When I asked his family about the biggest change since Ali’s surgery, they smiled and threw their hands in the air and said, “He just doesn’t stop playing!”
Ali’s journey isn’t quite over yet though. Like a lot of children born with heart defects, he was born with a cleft pallet as well. It’s a simple fix but because of his heart defect, doctors couldn’t operate on his cleft pallet unless his heart was fixed. Now that his heart is strong, they just have to wait a few more months to fix his cleft pallet!
If you never gave Ali his heart surgery, he would never have been able to get surgery on his cleft pallet and as a result he never would have had the opportunity to go to school or eat the foods he needs to be eating to grow.
But that’s not the case.
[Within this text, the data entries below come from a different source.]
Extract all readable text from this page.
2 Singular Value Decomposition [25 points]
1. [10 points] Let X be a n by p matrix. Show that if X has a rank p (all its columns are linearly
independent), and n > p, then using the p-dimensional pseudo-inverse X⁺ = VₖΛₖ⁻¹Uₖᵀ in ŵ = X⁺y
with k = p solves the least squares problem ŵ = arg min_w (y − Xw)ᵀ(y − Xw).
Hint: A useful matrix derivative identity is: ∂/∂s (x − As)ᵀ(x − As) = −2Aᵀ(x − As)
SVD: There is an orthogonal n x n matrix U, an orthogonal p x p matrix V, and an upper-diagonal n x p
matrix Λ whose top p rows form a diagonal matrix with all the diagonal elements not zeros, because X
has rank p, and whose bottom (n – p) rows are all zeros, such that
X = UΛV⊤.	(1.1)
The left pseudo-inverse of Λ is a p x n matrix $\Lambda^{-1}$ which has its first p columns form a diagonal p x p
Your generosity saved his life and put him back on track to enroll in school next year!
July 4, 2011 by Cody · Comments Off
Noor’s wait is over!
She’s made it into the operating room and the doctors are hard at work making sure that they send Noor away with a strong and healthy heart!
If they’re able to accomplish all they hope to accomplish with Noor, it will be the 9th lifesaving heart surgery this trip.